In its own funny way, the matter-of-factly titled Al Green compilation Greatest Hits
is perfect. Before expanding, I must admit, it sort of seems unfair to give that recognition to a compilation album, especially with so many artists today seeking to create the perfect album as a piece of work with every song working towards a unified vision. However, as it turns out, the song is just as immortal a form as the album in music, and all it takes is perfectly judged compilation albums like this to remind us why. Now, this isn’t to say that Al Green didn’t have any great standalone albums as much as it is to say that gathering the best songs from each of them and assembling them together makes for the best listen possible. This seems like infallible logic, but the compilation album has become a somewhat maligned concept in recent times, mostly attributable to the fact that many of them have become moneymaking schemes for record companies, while artistically compromising the artist from which they are released (Radiohead, anybody?). Thankfully, there’s absolutely nothing impure about Greatest Hits
As I implied before, this is the best Al Green album simply because it has the best songs.

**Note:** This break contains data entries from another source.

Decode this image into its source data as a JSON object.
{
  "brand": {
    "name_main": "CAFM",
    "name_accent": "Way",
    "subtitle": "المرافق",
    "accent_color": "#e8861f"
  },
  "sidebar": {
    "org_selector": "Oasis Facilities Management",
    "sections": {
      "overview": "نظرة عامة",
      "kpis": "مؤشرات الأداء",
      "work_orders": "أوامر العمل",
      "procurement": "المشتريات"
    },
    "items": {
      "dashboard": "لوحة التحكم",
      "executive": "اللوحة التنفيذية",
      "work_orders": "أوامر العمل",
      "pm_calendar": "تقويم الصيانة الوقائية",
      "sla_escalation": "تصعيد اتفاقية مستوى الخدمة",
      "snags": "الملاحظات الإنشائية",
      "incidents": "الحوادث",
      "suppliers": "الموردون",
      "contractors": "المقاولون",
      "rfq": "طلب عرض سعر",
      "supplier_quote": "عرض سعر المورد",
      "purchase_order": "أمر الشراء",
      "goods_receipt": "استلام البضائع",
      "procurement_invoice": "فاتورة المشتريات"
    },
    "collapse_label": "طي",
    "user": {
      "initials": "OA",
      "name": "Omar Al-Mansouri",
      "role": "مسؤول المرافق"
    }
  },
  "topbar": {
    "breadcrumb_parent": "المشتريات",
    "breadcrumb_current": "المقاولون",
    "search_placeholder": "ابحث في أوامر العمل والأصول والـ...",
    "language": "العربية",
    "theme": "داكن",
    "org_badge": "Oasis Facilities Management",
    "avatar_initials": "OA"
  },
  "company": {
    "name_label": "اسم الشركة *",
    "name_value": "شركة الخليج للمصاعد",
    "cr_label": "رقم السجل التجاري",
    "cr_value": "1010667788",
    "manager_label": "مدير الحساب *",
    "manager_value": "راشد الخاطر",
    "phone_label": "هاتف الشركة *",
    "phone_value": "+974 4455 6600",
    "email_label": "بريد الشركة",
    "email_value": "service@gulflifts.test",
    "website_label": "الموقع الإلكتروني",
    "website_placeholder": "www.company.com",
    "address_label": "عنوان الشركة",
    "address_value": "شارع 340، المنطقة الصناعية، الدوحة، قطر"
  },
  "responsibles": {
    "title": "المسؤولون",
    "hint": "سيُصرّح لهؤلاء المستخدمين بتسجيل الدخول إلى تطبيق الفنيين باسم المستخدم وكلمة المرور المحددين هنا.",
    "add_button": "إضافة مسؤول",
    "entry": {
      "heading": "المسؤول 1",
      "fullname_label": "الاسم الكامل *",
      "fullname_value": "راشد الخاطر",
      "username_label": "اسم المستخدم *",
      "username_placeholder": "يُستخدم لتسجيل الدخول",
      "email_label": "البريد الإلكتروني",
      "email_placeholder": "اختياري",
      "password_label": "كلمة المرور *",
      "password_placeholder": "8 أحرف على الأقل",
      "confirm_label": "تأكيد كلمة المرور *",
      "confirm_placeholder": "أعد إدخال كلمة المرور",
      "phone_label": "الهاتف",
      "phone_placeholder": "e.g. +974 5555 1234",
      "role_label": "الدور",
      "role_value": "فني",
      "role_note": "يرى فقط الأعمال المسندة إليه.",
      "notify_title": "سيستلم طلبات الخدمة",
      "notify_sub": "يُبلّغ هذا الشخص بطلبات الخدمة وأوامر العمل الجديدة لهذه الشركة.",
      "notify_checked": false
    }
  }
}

From the pleading sexuality of opener “Tired of Being Alone” to the, um, pleading sexuality of “Let’s Stay Together”, each of these songs is a soul classic, catchy and smooth and everything you’d want from an album with a cover that
sexy. Yes, the songs may be somewhat similar in both instrumentation and lyrical content, but that really doesn’t matter when each of them is so perfect. These songs are sleek, immaculate pop machines, driven by a charismatic frontman with a mindblowing falsetto--give or take the falsetto (usually give), a formula that has worked again and again. Complain all you want about his “shallowness” (a false accusation in itself; he’s just gorgeously saying the things most people don’t for fear of being perceived as vain): pop music has proven that constant lust is forever. Anything else is just posturing.